Intel helps develop new AI to train and discover brain tumors without infringing on privacy

Author:QINSUN Released in:2024-01 Click:97

Intel and the University of Pennsylvania School of Medicine are researching a massive, cross institutional artificial intelligence that will help identify brain tumors without exceeding strict medical privacy rules. This cross institutional artificial intelligence will use a technology called "federated learning" as it spans 29 different medical and research institutions.

Training artificial intelligence using disease datasets to enable a large number of cases to act as filters has shown effective effectiveness in many aspects. However, its disadvantage is that in order to achieve effective performance, it requires a considerable dataset. A single medical institution or research laboratory may find it difficult to provide all the necessary information for the machine learning being developed.

Dr. Spyridon Bakas from the Center for Biomedical Image Computing and Analysis (CBICA) at the University of Pennsylvania explains, "Machine learning training requires a large and diverse amount of data. Although technically not a challenge, the reality is that health privacy laws (whether HIPAA, GDPR, or other laws) limit the content that can be shared, which is a bottleneck in big data processing."“

Intel and Pennsylvania Medical School's answer to this is joint learning. Instead of sharing individual patient records, it is better to distribute an encrypted machine learning model to each participating institution. It decrypts in a secure zone on each computer and receives local data training. Subsequently, only the model updates will be shared with the organization responsible for summarizing the models. Due to the fact that patient data never leaves a separate institution, it is more private, and the retrained model data is smaller, making data transmission more efficient.

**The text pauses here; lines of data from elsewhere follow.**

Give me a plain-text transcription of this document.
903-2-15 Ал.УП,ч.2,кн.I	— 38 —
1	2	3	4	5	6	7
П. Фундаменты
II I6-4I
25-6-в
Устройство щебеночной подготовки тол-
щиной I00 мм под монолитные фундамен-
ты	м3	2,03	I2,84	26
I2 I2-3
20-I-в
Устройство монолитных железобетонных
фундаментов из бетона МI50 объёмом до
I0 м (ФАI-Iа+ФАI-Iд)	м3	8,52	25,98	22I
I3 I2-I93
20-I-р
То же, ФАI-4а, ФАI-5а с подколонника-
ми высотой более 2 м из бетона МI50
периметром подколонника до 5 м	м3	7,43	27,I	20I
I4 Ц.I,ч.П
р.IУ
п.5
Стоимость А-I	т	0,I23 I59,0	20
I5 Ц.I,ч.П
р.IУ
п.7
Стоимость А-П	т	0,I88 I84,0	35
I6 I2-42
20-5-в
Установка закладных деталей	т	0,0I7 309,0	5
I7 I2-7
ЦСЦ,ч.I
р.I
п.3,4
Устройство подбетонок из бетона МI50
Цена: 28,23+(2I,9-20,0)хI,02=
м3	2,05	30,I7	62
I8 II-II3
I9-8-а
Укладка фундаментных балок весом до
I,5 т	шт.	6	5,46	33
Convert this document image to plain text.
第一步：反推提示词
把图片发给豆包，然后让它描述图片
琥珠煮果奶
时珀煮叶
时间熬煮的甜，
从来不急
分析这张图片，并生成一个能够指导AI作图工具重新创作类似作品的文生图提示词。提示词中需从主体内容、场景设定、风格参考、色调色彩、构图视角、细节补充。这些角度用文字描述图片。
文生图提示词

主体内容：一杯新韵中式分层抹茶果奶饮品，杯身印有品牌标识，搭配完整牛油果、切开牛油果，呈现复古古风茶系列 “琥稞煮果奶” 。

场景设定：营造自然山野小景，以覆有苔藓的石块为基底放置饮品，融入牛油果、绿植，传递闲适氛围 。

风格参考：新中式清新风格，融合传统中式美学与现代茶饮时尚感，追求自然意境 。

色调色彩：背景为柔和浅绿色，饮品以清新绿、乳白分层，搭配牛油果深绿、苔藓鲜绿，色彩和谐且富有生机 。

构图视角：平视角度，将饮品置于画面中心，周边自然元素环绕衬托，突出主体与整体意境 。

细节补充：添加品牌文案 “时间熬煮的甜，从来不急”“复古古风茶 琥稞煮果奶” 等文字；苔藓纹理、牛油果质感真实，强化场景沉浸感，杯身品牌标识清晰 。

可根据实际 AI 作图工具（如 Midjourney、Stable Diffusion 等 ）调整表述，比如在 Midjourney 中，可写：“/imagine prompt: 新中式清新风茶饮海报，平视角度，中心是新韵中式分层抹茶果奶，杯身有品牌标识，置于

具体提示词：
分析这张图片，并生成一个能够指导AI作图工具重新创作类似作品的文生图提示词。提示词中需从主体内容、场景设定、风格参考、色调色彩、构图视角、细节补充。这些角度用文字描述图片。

The Pennsylvania School of Medicine and 29 medical and research institutions from the United States, Canada, the United Kingdom, Germany, the Netherlands, Switzerland, and India will collaborate to develop a method for identifying brain tumors using AI using this joint learning system running on Intel hardware. This year, the alliance will begin developing algorithms to identify brain tumors from a significantly expanded version of the Brain Tumor Segmentation (BraTS) dataset. This alliance will allow medical researchers to access a large amount of medical data while protecting its security.

The American Brain Tumor Association stated that nearly 80000 people will be diagnosed with brain tumors in 2020. After training on raw MRI data, the AI model developed by Intel and the Pennsylvania Medical Association can achieve 99% accuracy when identifying glioblastoma brain tumors from scans.